Review: Integrating Functional Data to Prioritize Causal Variants in Statistical Fine-Mapping Studies

journal.pgen.1004722.g002 copy

TL;DR Using functional information improves fine-mapping in genome-wide association studies

I recently reviewed a paper title “Integrating Functional Data to Prioritize Causal Variants in Statistical Fine-Mapping Studies”, which has has now been published. Overall I thought this was a useful contribution that improves on several methodological aspects of fine-mapping in genome-wide association studies.

(NB: none of the points from my actual review are still worth discussing, so the following are my somewhat rambling current thoughts)

Key points

The key to the method here is that 1) it explicitly includes a prior from functional genomic information and 2) it allows for multiple causal SNPs. The figure at the top of this post shows how different methods perform in identifying truly causal SNPs in simulations–in the bottom left is performance in simulations with a single causal variant at a locus, and in the bottom right performance in simulations with multiple causal variants. Perhaps unsurprisingly, methods that explicitly assume a single causal variant (like fgwas, which I wrote) perform best in the former situation, while methods that allow multiple causal variants (like PAINTOR, by these authors) perform best in the latter situation.

Next steps

One thing that I’ve been thinking about is the question: how much do we expect to gain from incorporating functional genomic information into GWAS? In this study, the authors are able to reduce the number of plausible causal variants at a locus by around ~20% using annotations enriched around 5-10X for strong associations (see also a paper from Gusev et al. with similar results); in my own work, I’ve seen that this style of approach also increases the number of identified associations by around 5%. This shows that this line of work is on the right track, but personally, I’d perhaps naively expected this approach to be more powerful. A couple possibilities:

  1. Do we have the right functional annotations? One possibility is that we don’t have data from the tissues and experimental conditions that are most relevant to annotate disease-related SNPs–for example, perhaps we need to incorporate maps of transcription factor binding in stimulated immune cells, or from different developmental stages. Some nice work along these lines has been done by Fairfax et al.
  2. Do we need to get better at predicting which SNPs in an annotation are important? Another possibility is that we’re doing a poor job of distinguishing SNPs that matter from SNPs that don’t; e.g. two variants could both fall in an annotated transcription factor binding site, but only one might actually influence binding. Important work along these lines has been done by Moyerbrailean et al.

It seems unlikely that there’s going be be a “magic bullet” that works in all situations; rather, it will take progress on each of these points, plus the development of new methods that use all these different sources of information together.
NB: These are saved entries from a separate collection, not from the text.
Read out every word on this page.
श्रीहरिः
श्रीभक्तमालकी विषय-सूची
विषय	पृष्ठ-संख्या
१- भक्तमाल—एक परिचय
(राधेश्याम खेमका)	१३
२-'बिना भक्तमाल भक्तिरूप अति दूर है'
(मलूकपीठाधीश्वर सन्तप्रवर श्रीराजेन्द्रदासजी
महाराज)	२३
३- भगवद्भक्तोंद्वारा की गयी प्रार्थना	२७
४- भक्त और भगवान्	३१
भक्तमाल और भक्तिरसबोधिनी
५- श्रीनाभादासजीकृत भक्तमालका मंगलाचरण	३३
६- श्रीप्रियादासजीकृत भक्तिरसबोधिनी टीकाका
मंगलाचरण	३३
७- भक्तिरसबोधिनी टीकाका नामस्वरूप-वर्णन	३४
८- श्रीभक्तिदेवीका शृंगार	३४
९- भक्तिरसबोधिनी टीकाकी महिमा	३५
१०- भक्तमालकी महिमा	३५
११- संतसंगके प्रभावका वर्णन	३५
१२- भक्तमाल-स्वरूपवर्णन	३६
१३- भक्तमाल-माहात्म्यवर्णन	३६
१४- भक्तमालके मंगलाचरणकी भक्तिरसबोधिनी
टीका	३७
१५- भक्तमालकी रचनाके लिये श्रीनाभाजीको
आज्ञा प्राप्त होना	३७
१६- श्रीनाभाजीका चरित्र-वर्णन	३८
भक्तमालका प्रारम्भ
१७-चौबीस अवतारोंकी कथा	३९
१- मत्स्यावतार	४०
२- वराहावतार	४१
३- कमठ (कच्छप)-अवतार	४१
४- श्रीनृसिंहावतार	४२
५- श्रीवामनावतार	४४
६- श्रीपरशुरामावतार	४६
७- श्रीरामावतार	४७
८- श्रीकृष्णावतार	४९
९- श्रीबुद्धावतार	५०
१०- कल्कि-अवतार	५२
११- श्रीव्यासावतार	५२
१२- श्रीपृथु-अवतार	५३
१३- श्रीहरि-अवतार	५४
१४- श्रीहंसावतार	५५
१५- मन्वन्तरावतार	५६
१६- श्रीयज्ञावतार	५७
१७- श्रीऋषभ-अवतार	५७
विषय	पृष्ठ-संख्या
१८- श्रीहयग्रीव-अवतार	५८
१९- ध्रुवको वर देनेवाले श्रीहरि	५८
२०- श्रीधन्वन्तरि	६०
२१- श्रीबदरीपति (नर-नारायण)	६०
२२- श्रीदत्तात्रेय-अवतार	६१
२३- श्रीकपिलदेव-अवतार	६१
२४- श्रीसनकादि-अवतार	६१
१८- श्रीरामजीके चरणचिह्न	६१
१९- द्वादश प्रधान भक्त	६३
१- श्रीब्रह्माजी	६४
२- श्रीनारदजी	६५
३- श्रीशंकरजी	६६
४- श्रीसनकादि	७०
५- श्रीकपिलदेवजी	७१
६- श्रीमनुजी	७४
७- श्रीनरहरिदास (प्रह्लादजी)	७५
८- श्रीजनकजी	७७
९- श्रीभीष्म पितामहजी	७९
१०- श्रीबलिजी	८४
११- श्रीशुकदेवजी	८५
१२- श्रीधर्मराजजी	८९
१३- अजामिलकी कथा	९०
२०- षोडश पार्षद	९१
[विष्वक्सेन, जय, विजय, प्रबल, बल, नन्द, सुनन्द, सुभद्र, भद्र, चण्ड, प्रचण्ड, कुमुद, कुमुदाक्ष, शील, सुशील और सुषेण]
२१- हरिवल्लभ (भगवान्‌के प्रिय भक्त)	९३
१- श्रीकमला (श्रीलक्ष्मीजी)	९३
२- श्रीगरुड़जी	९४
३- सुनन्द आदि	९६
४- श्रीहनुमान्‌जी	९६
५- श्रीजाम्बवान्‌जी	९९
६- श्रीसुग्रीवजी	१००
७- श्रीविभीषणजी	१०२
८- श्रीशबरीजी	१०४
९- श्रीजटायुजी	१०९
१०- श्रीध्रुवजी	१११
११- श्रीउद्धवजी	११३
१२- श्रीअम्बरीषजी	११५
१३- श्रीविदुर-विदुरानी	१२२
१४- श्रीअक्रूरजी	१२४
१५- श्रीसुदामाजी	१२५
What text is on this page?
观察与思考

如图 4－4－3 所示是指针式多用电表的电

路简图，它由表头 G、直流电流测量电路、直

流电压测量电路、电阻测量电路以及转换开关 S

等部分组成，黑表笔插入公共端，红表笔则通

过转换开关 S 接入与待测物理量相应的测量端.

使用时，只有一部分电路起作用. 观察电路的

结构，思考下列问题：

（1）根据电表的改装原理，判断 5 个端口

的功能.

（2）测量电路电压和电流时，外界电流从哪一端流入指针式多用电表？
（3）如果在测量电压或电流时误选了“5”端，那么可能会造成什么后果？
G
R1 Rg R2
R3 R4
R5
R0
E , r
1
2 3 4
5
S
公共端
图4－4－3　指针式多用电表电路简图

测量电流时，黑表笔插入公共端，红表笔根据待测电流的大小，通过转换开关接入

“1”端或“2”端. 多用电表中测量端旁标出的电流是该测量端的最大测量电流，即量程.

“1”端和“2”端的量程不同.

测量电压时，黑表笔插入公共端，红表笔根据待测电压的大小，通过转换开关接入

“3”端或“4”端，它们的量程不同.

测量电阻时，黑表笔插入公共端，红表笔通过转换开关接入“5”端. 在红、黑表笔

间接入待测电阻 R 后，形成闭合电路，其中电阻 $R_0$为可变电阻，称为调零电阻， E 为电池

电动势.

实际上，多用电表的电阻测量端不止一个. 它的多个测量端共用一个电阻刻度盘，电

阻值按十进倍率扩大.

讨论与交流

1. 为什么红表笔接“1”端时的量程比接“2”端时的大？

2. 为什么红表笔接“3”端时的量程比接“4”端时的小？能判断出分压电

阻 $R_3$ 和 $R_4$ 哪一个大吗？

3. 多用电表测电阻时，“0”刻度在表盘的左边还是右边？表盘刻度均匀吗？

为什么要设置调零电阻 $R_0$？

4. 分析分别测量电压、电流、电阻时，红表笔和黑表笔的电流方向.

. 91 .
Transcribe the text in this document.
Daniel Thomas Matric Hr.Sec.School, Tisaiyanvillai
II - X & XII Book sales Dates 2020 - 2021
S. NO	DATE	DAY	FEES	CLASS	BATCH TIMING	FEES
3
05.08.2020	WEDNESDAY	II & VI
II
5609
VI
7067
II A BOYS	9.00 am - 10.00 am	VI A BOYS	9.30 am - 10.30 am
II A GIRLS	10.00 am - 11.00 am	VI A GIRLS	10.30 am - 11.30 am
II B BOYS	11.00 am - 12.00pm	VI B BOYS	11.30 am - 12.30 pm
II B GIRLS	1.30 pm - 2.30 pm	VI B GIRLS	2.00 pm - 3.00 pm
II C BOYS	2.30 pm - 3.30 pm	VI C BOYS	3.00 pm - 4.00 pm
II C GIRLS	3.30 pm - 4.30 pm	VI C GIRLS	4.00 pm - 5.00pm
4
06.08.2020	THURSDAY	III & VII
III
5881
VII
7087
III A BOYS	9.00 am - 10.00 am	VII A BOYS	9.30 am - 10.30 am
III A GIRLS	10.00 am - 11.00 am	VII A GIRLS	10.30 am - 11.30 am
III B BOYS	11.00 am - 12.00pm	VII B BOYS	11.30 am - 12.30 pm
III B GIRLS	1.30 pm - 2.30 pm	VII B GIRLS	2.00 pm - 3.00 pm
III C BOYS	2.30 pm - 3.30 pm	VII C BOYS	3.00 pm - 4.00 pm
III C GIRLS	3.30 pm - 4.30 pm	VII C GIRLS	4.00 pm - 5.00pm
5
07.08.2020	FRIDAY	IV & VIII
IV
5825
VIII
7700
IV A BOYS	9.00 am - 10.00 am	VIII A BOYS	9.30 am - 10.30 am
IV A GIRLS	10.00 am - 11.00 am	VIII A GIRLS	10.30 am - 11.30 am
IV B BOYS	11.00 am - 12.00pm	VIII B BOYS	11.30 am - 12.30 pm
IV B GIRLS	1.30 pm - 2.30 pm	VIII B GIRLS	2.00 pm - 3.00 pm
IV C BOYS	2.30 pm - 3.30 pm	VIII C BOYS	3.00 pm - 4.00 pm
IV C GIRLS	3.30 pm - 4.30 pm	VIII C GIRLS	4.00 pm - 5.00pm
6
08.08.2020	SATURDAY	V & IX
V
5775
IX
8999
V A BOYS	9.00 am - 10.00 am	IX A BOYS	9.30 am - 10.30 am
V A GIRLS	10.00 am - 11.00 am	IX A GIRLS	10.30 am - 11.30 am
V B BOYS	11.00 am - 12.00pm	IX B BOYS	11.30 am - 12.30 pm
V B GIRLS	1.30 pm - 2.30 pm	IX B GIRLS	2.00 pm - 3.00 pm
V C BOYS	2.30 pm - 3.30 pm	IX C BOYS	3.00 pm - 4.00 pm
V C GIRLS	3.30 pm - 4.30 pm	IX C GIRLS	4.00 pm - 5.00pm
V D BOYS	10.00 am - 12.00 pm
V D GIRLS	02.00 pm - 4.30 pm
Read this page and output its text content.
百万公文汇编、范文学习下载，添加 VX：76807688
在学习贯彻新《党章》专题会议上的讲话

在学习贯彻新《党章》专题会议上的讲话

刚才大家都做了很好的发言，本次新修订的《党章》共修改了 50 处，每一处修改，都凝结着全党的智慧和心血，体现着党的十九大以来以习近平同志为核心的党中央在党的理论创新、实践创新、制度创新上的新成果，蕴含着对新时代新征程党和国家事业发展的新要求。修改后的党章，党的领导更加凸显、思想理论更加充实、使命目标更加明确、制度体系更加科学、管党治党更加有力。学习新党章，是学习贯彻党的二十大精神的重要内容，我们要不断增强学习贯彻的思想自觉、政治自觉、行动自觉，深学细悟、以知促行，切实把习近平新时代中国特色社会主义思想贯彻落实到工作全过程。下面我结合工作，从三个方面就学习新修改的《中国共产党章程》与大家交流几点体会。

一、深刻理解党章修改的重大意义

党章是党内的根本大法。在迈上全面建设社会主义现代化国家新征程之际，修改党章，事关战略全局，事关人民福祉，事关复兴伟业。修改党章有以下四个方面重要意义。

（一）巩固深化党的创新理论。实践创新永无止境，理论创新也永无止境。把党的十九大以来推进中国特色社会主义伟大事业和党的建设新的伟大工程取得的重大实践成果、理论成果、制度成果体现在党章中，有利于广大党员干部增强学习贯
3 thoughts on “Review: Integrating Functional Data to Prioritize Causal Variants in Statistical Fine-Mapping Studies

  1. Thank you for your review! I share your thoughts on fruitful future directions and let me also add several of my own thoughts to your list:
    3. Existing methods make an explicit/implicit assumption that functional annotations have the same weight across all risk loci. This assumption might be invalid in some cases. For example, one could argue that existing GWAS loci are biased towards common variation whereas as new, to be identified, GWAS loci might be skewed towards low-frequency variation and one could envision functional annotations with different optimal weights in those cases.
    4. Part of the lost signal comes from requiring the methods themselves to select the “correct” annotations. Improvements could be made by reducing the initial set of plausible annotations. Variance-components approaches such as Gusev et al seem the most promising in that direction.
    5. As part of other works, we consistently see imputation increasing the functional enrichment signal so maybe with more variants accurately imputed entering the model we might see increased relative performance from functional annotations.
    Best,
    Bogdan

    • Hi Bogdan,

      Thanks for the additional thoughts. The idea about estimating different enrichment parameters for variants at different frequencies is a particularly interesting one (i.e. maybe common nonsynonymous SNPs should be treated differently than rare nonsynonymous SNPs), definitely worth following up on.

      Joe

  2. Thank you for this post.

    I agree that better functional analysis and imputation will be key to any GWAS-functional analysis. But I also think we will need to get better at modelling that functional annotation. Everyone has seen enrichment for cell-specific states, but those cellular states have a heirarchy: CD4s are much closer to CD8s than to megakaryocytes. Certain TFs are much more relevant to disease than others (eg, for T1D: IKZF3, BATF and ESRRA [1]), and their relevance probably varies in a state specific manner. A SNP in a particular regulatory region may only affect disease if that regulatory region hits a gene in a disease relevant pathway. This relates to Bogdan’s point 3, but I think it’s more complicated than SNP MAF. HiC data will help us assign target genes to regulatory sequences in the near future, but pathway knowledge is still woeful. Yet somehow, I think, we need to pull in all these strands of information in our model of functional information. These are themselves high dimensional, highly structure data, and we need to work out how to model this in order to properly integrate GWAS results.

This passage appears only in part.